Now, $f_1,f_2$ are $C^r$ by assumption, $\iota_1,\iota_2$ are bounded and linear (which implies $C^{\infty}$ and hence trivially also $C^r$), so by the remark above, $\iota_1\circ f_1$ and $\iota_2\circ f_2$ are $C^r$ functions. Therefore, their sum is also $C^r$ (the fact that sum of $C^r$ functions is $C^r$ is an easy exercise in induction and the simple rule that $D(\alpha+\beta)_x= D\alpha_x+D\beta_x$). Finally $B$ is a bounded bilinear mapping, it is also $C^{\infty}$ hence $C^r$ (more generally, for any bounded $p$-multilinear mapping, if you take its $(p+1)^{th}$ derivative you get $0$... again an exercise in induction... therefore it is easily seen to be $C^{\infty}$). Therefore, $g=B\circ \left(\iota_1\circ f_1 + \iota_2\circ f_2\right)$ is the composition of $C^r$ functions hence $C^r$. In short,

\begin{align} g= B\circ \left(\iota_1\circ f_1 + \iota_2\circ f_2\right) ``=" C^{\infty}\circ \left(C^{\infty}\circ C^r + C^{\infty}\circ C^r\right) = C^r \end{align}


Edit:

Your calculation is right, the given formula is wrong, because the formula on the right is not symmetric in $h_1,\dots, h_k$. For example, when $k=2$, the given formula says that \begin{align}D^2g(x)(h_1,h_2) &= B(f_1(x), D^2f_2(x)(h_1,h_2)) + 2B(Df_1(x)(h_1), Df_2(x)(h_2)) \\ &+ B(D^2f_1(x)(h_1,h_2),f_2(x)). \end{align} The LHS $D^2g(x)$ being a second derivative must be symmetric in $h_1,h_2$, but the RHS is clearly not symmetric, so the given formula is wrong. If I'm not mistaken, the correct formula is obtained by symmetrizing your given formula.

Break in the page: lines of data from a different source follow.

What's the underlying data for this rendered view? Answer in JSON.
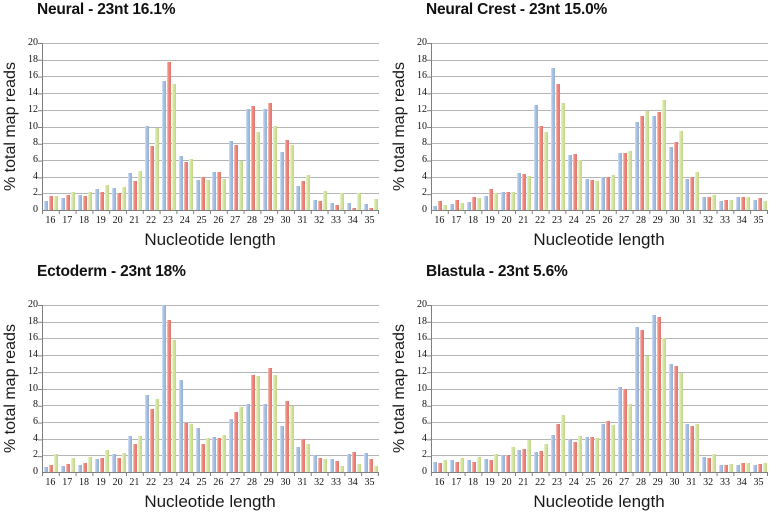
{
  "page": {
    "background": "#ffffff",
    "grid_color": "#b5b5b5",
    "axis_color": "#7f7f7f"
  },
  "chart_data": [
    {
      "type": "bar",
      "title": "Neural - 23nt 16.1%",
      "xlabel": "Nucleotide length",
      "ylabel": "% total map reads",
      "ylim": [
        0,
        20
      ],
      "ytick_step": 2,
      "grid": "horizontal",
      "legend_position": "none",
      "categories": [
        16,
        17,
        18,
        19,
        20,
        21,
        22,
        23,
        24,
        25,
        26,
        27,
        28,
        29,
        30,
        31,
        32,
        33,
        34,
        35
      ],
      "series": [
        {
          "name": "blue",
          "color": "#A4BFE4",
          "values": [
            1.1,
            1.4,
            1.8,
            2.5,
            2.6,
            4.4,
            10.1,
            15.4,
            6.5,
            3.6,
            4.5,
            8.3,
            12.1,
            12.1,
            7.0,
            2.9,
            1.2,
            0.9,
            0.8,
            0.7
          ]
        },
        {
          "name": "red",
          "color": "#EF8278",
          "values": [
            1.7,
            1.8,
            1.7,
            2.2,
            2.0,
            3.5,
            7.7,
            17.7,
            5.8,
            4.0,
            4.6,
            7.8,
            12.5,
            12.8,
            8.4,
            3.5,
            1.1,
            0.6,
            0.3,
            0.3
          ]
        },
        {
          "name": "green",
          "color": "#D2E59A",
          "values": [
            1.7,
            2.1,
            2.1,
            3.0,
            2.7,
            4.7,
            9.8,
            15.1,
            6.1,
            3.6,
            3.7,
            5.9,
            9.4,
            10.1,
            7.8,
            4.2,
            2.3,
            2.0,
            2.0,
            1.3
          ]
        }
      ]
    },
    {
      "type": "bar",
      "title": "Neural Crest - 23nt 15.0%",
      "xlabel": "Nucleotide length",
      "ylabel": "% total map reads",
      "ylim": [
        0,
        20
      ],
      "ytick_step": 2,
      "grid": "horizontal",
      "legend_position": "none",
      "categories": [
        16,
        17,
        18,
        19,
        20,
        21,
        22,
        23,
        24,
        25,
        26,
        27,
        28,
        29,
        30,
        31,
        32,
        33,
        34,
        35
      ],
      "series": [
        {
          "name": "blue",
          "color": "#A4BFE4",
          "values": [
            0.5,
            0.7,
            1.0,
            1.7,
            2.1,
            4.4,
            12.6,
            17.0,
            6.6,
            3.7,
            4.0,
            6.8,
            10.6,
            11.3,
            7.6,
            3.7,
            1.6,
            1.1,
            1.5,
            1.2
          ]
        },
        {
          "name": "red",
          "color": "#EF8278",
          "values": [
            1.1,
            1.2,
            1.5,
            2.5,
            2.2,
            4.3,
            10.1,
            15.1,
            6.7,
            3.6,
            4.0,
            6.8,
            11.2,
            11.7,
            8.2,
            4.0,
            1.6,
            1.2,
            1.6,
            1.4
          ]
        },
        {
          "name": "green",
          "color": "#D2E59A",
          "values": [
            0.6,
            0.9,
            1.4,
            2.0,
            2.1,
            4.1,
            9.3,
            12.8,
            6.0,
            3.5,
            4.2,
            7.1,
            11.9,
            13.2,
            9.5,
            4.6,
            1.8,
            1.2,
            1.6,
            1.1
          ]
        }
      ]
    },
    {
      "type": "bar",
      "title": "Ectoderm - 23nt 18%",
      "xlabel": "Nucleotide length",
      "ylabel": "% total map reads",
      "ylim": [
        0,
        20
      ],
      "ytick_step": 2,
      "grid": "horizontal",
      "legend_position": "none",
      "categories": [
        16,
        17,
        18,
        19,
        20,
        21,
        22,
        23,
        24,
        25,
        26,
        27,
        28,
        29,
        30,
        31,
        32,
        33,
        34,
        35
      ],
      "series": [
        {
          "name": "blue",
          "color": "#A4BFE4",
          "values": [
            0.6,
            0.7,
            0.9,
            1.6,
            2.1,
            4.3,
            9.2,
            20.3,
            11.0,
            5.3,
            4.2,
            6.4,
            8.2,
            8.2,
            5.5,
            3.0,
            2.0,
            1.6,
            2.2,
            2.3
          ]
        },
        {
          "name": "red",
          "color": "#EF8278",
          "values": [
            0.9,
            1.0,
            1.1,
            1.7,
            1.7,
            3.4,
            7.6,
            18.2,
            5.9,
            3.4,
            4.1,
            7.2,
            11.6,
            12.5,
            8.5,
            4.0,
            1.7,
            1.3,
            2.4,
            1.5
          ]
        },
        {
          "name": "green",
          "color": "#D2E59A",
          "values": [
            2.1,
            1.7,
            1.8,
            2.6,
            2.3,
            4.3,
            8.8,
            15.8,
            5.7,
            4.1,
            4.4,
            7.8,
            11.5,
            11.6,
            7.9,
            3.3,
            1.5,
            0.7,
            1.0,
            0.7
          ]
        }
      ]
    },
    {
      "type": "bar",
      "title": "Blastula - 23nt 5.6%",
      "xlabel": "Nucleotide length",
      "ylabel": "% total map reads",
      "ylim": [
        0,
        20
      ],
      "ytick_step": 2,
      "grid": "horizontal",
      "legend_position": "none",
      "categories": [
        16,
        17,
        18,
        19,
        20,
        21,
        22,
        23,
        24,
        25,
        26,
        27,
        28,
        29,
        30,
        31,
        32,
        33,
        34,
        35
      ],
      "series": [
        {
          "name": "blue",
          "color": "#A4BFE4",
          "values": [
            1.2,
            1.4,
            1.4,
            1.5,
            2.0,
            2.6,
            2.4,
            4.4,
            3.9,
            4.2,
            5.7,
            10.2,
            17.4,
            18.8,
            12.9,
            5.7,
            1.8,
            0.8,
            0.8,
            0.8
          ]
        },
        {
          "name": "red",
          "color": "#EF8278",
          "values": [
            1.1,
            1.2,
            1.2,
            1.4,
            2.0,
            2.7,
            2.5,
            5.7,
            3.6,
            4.2,
            6.1,
            10.0,
            17.0,
            18.6,
            12.7,
            5.5,
            1.7,
            0.9,
            1.1,
            1.0
          ]
        },
        {
          "name": "green",
          "color": "#D2E59A",
          "values": [
            1.4,
            1.7,
            1.8,
            2.1,
            3.0,
            3.8,
            3.4,
            6.8,
            4.3,
            4.1,
            5.6,
            8.1,
            13.9,
            16.0,
            11.8,
            5.8,
            2.1,
            1.0,
            1.1,
            1.1
          ]
        }
      ]
    }
  ]
}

So, if we let $\lambda_k(x):\underbrace{E\times\cdots \times E}_{\text{$k$ times}}\to G$ be the multilinear map \begin{align} &\lambda_k(x)(h_1,\dots, h_k)\\ &:= \sum_{j=0}^k \binom{k}{j} B\left (D^jf_1(x) (h_1,h_2,\cdots,h_j) ,D^{k-j}f_2(x) (h_{j+1},h_{j+2}, \cdots, h_k) \right ), \end{align} then $D^kg_x = \text{Sym}_k(\lambda_k(x))$, or more explicitly, \begin{align} D^kg(x)(h_1,\dots, h_k)&=\dfrac{1}{k!}\sum_{\sigma\in S_k}\lambda_{k}(x)\left(h_{\sigma(1)}, \dots, h_{\sigma(k)}\right), \end{align} where $S_k$ is the set of all permutations on $k$ objects (i.e the set of all bijections $\sigma:\{1,\dots, k\}\to \{1,\dots, k\}$).